Ekonomİnİn
Bugünü, SorunlarI, Çözümü ve Geleceğİ
Ekonominin bugünü nasıl diye sorulduğunda, normal
olarak gündeme kısa ve orta dönemli konjonktürel
dalgalanmalar geliyor. Halbuki ekonominin bugününü
tartışırken konuya iki yönden yaklaşmakta yarar
vardır:
1)
Ekonominin bugünkü potansiyeli, gücü nedir?
2)
Ekonomik, iç ve dış konjonktürel dalgalanmaların
etkisinde bugün mevcut potansiyeli ve gücü nasıl
kullanabilmektedir?
Türk ekonomisinde "silkinme hareketi" 1950'lerde
başladı. 1950'lerde Türk ekonomisi kapalı aile
ekonomisinin kabuğunu kırdı. Yolların yapılması,
elektriğin köye girmesi, köylüyü şehire taşıdı.

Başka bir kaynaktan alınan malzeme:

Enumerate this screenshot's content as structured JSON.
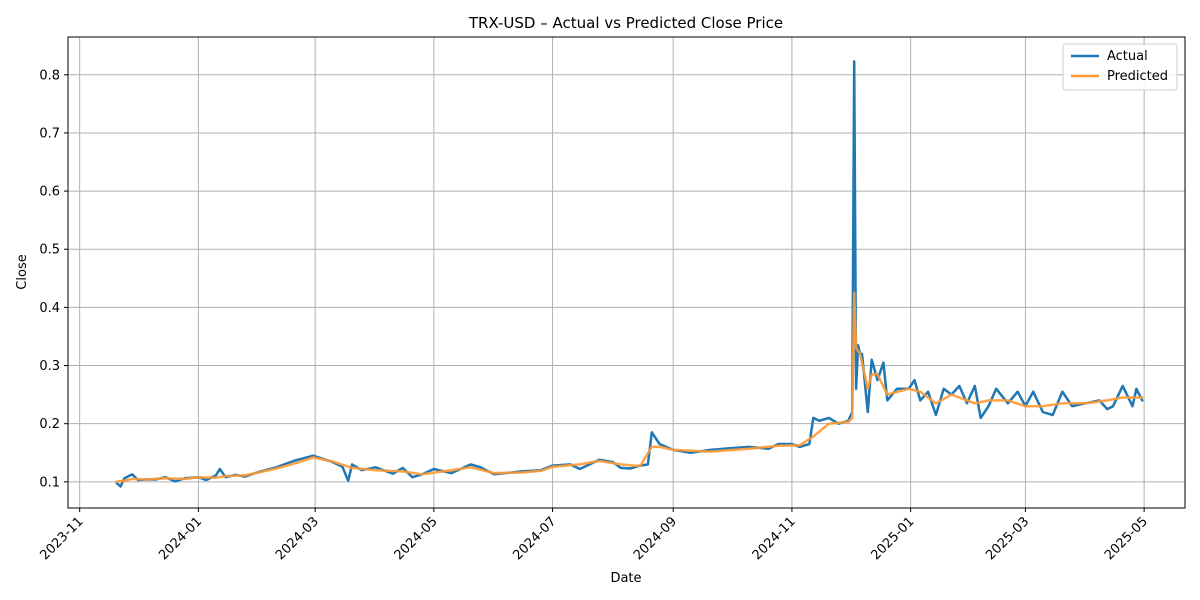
{
  "chart_data": {
    "type": "line",
    "title": "TRX-USD – Actual vs Predicted Close Price",
    "xlabel": "Date",
    "ylabel": "Close",
    "x_ticks": [
      "2023-11",
      "2024-01",
      "2024-03",
      "2024-05",
      "2024-07",
      "2024-09",
      "2024-11",
      "2025-01",
      "2025-03",
      "2025-05"
    ],
    "x_tick_dates": [
      "2023-11-01",
      "2024-01-01",
      "2024-03-01",
      "2024-05-01",
      "2024-07-01",
      "2024-09-01",
      "2024-11-01",
      "2025-01-01",
      "2025-03-01",
      "2025-05-01"
    ],
    "y_ticks": [
      "0.1",
      "0.2",
      "0.3",
      "0.4",
      "0.5",
      "0.6",
      "0.7",
      "0.8"
    ],
    "y_tick_values": [
      0.1,
      0.2,
      0.3,
      0.4,
      0.5,
      0.6,
      0.7,
      0.8
    ],
    "xlim": [
      "2023-10-26",
      "2025-05-22"
    ],
    "ylim": [
      0.055,
      0.865
    ],
    "grid": true,
    "legend_position": "top-right",
    "series": [
      {
        "name": "Actual",
        "color": "#1f77b4",
        "x": [
          "2023-11-20",
          "2023-11-22",
          "2023-11-24",
          "2023-11-28",
          "2023-12-01",
          "2023-12-05",
          "2023-12-10",
          "2023-12-15",
          "2023-12-20",
          "2023-12-25",
          "2024-01-01",
          "2024-01-05",
          "2024-01-10",
          "2024-01-12",
          "2024-01-15",
          "2024-01-20",
          "2024-01-25",
          "2024-02-01",
          "2024-02-10",
          "2024-02-20",
          "2024-02-29",
          "2024-03-10",
          "2024-03-15",
          "2024-03-18",
          "2024-03-20",
          "2024-03-25",
          "2024-04-01",
          "2024-04-10",
          "2024-04-15",
          "2024-04-20",
          "2024-04-25",
          "2024-05-01",
          "2024-05-10",
          "2024-05-20",
          "2024-05-25",
          "2024-06-01",
          "2024-06-15",
          "2024-06-25",
          "2024-07-01",
          "2024-07-10",
          "2024-07-15",
          "2024-07-25",
          "2024-08-01",
          "2024-08-05",
          "2024-08-10",
          "2024-08-15",
          "2024-08-19",
          "2024-08-21",
          "2024-08-25",
          "2024-09-01",
          "2024-09-10",
          "2024-09-20",
          "2024-10-01",
          "2024-10-10",
          "2024-10-20",
          "2024-10-25",
          "2024-11-01",
          "2024-11-05",
          "2024-11-10",
          "2024-11-12",
          "2024-11-15",
          "2024-11-20",
          "2024-11-25",
          "2024-11-30",
          "2024-12-02",
          "2024-12-03",
          "2024-12-04",
          "2024-12-05",
          "2024-12-06",
          "2024-12-07",
          "2024-12-10",
          "2024-12-12",
          "2024-12-15",
          "2024-12-18",
          "2024-12-20",
          "2024-12-25",
          "2024-12-31",
          "2025-01-03",
          "2025-01-06",
          "2025-01-10",
          "2025-01-14",
          "2025-01-18",
          "2025-01-22",
          "2025-01-26",
          "2025-01-30",
          "2025-02-03",
          "2025-02-06",
          "2025-02-10",
          "2025-02-14",
          "2025-02-20",
          "2025-02-25",
          "2025-03-01",
          "2025-03-05",
          "2025-03-10",
          "2025-03-15",
          "2025-03-20",
          "2025-03-25",
          "2025-04-01",
          "2025-04-08",
          "2025-04-12",
          "2025-04-15",
          "2025-04-20",
          "2025-04-25",
          "2025-04-27",
          "2025-04-30"
        ],
        "y": [
          0.098,
          0.092,
          0.106,
          0.113,
          0.103,
          0.104,
          0.104,
          0.108,
          0.101,
          0.106,
          0.108,
          0.103,
          0.111,
          0.122,
          0.108,
          0.112,
          0.109,
          0.117,
          0.125,
          0.137,
          0.145,
          0.134,
          0.126,
          0.102,
          0.13,
          0.12,
          0.125,
          0.114,
          0.124,
          0.108,
          0.113,
          0.122,
          0.115,
          0.13,
          0.125,
          0.113,
          0.118,
          0.12,
          0.128,
          0.13,
          0.122,
          0.138,
          0.134,
          0.124,
          0.123,
          0.128,
          0.13,
          0.185,
          0.165,
          0.155,
          0.15,
          0.155,
          0.158,
          0.16,
          0.157,
          0.165,
          0.165,
          0.16,
          0.165,
          0.21,
          0.205,
          0.21,
          0.2,
          0.205,
          0.22,
          0.823,
          0.26,
          0.335,
          0.32,
          0.32,
          0.22,
          0.31,
          0.275,
          0.305,
          0.24,
          0.26,
          0.26,
          0.275,
          0.24,
          0.255,
          0.215,
          0.26,
          0.25,
          0.265,
          0.235,
          0.265,
          0.21,
          0.23,
          0.26,
          0.235,
          0.255,
          0.23,
          0.255,
          0.22,
          0.215,
          0.255,
          0.23,
          0.235,
          0.24,
          0.225,
          0.23,
          0.265,
          0.23,
          0.26,
          0.24
        ]
      },
      {
        "name": "Predicted",
        "color": "#ff9933",
        "x": [
          "2023-11-20",
          "2023-11-24",
          "2023-11-28",
          "2023-12-05",
          "2023-12-15",
          "2023-12-25",
          "2024-01-01",
          "2024-01-10",
          "2024-01-15",
          "2024-01-25",
          "2024-02-10",
          "2024-02-20",
          "2024-02-29",
          "2024-03-10",
          "2024-03-20",
          "2024-04-01",
          "2024-04-15",
          "2024-04-25",
          "2024-05-10",
          "2024-05-20",
          "2024-06-01",
          "2024-06-15",
          "2024-06-25",
          "2024-07-01",
          "2024-07-15",
          "2024-07-25",
          "2024-08-05",
          "2024-08-15",
          "2024-08-21",
          "2024-08-25",
          "2024-09-01",
          "2024-09-20",
          "2024-10-10",
          "2024-10-25",
          "2024-11-05",
          "2024-11-12",
          "2024-11-20",
          "2024-11-30",
          "2024-12-02",
          "2024-12-03",
          "2024-12-04",
          "2024-12-06",
          "2024-12-10",
          "2024-12-12",
          "2024-12-15",
          "2024-12-20",
          "2024-12-31",
          "2025-01-06",
          "2025-01-14",
          "2025-01-22",
          "2025-02-03",
          "2025-02-10",
          "2025-02-20",
          "2025-03-01",
          "2025-03-10",
          "2025-03-20",
          "2025-04-01",
          "2025-04-12",
          "2025-04-20",
          "2025-04-27",
          "2025-04-30"
        ],
        "y": [
          0.1,
          0.102,
          0.105,
          0.104,
          0.106,
          0.105,
          0.108,
          0.107,
          0.11,
          0.111,
          0.123,
          0.132,
          0.142,
          0.135,
          0.124,
          0.12,
          0.118,
          0.113,
          0.12,
          0.125,
          0.115,
          0.116,
          0.119,
          0.126,
          0.13,
          0.136,
          0.13,
          0.127,
          0.16,
          0.16,
          0.155,
          0.152,
          0.157,
          0.162,
          0.163,
          0.178,
          0.2,
          0.203,
          0.21,
          0.425,
          0.33,
          0.32,
          0.26,
          0.285,
          0.285,
          0.25,
          0.26,
          0.255,
          0.235,
          0.25,
          0.235,
          0.24,
          0.24,
          0.23,
          0.23,
          0.235,
          0.235,
          0.24,
          0.245,
          0.245,
          0.245
        ]
      }
    ]
  }
}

Şehir pazarına ulaştırdı. 1960'larda Türkiye planlı
ekonomi deneyimini yaşadı. Planlı ekonomi
şartlarında dış kaynak kullanımı öğrenildi. Dünya
Bankası IMF ve Avrupa Kredi Kuruluşları ile (OECD
Konsorsiyumu ile) tanıştı.
1970'li yıllar teşvik tedbirleriyle özel sektörün
yatırımı öğrendiği, yatırıma başladığı yıllardır.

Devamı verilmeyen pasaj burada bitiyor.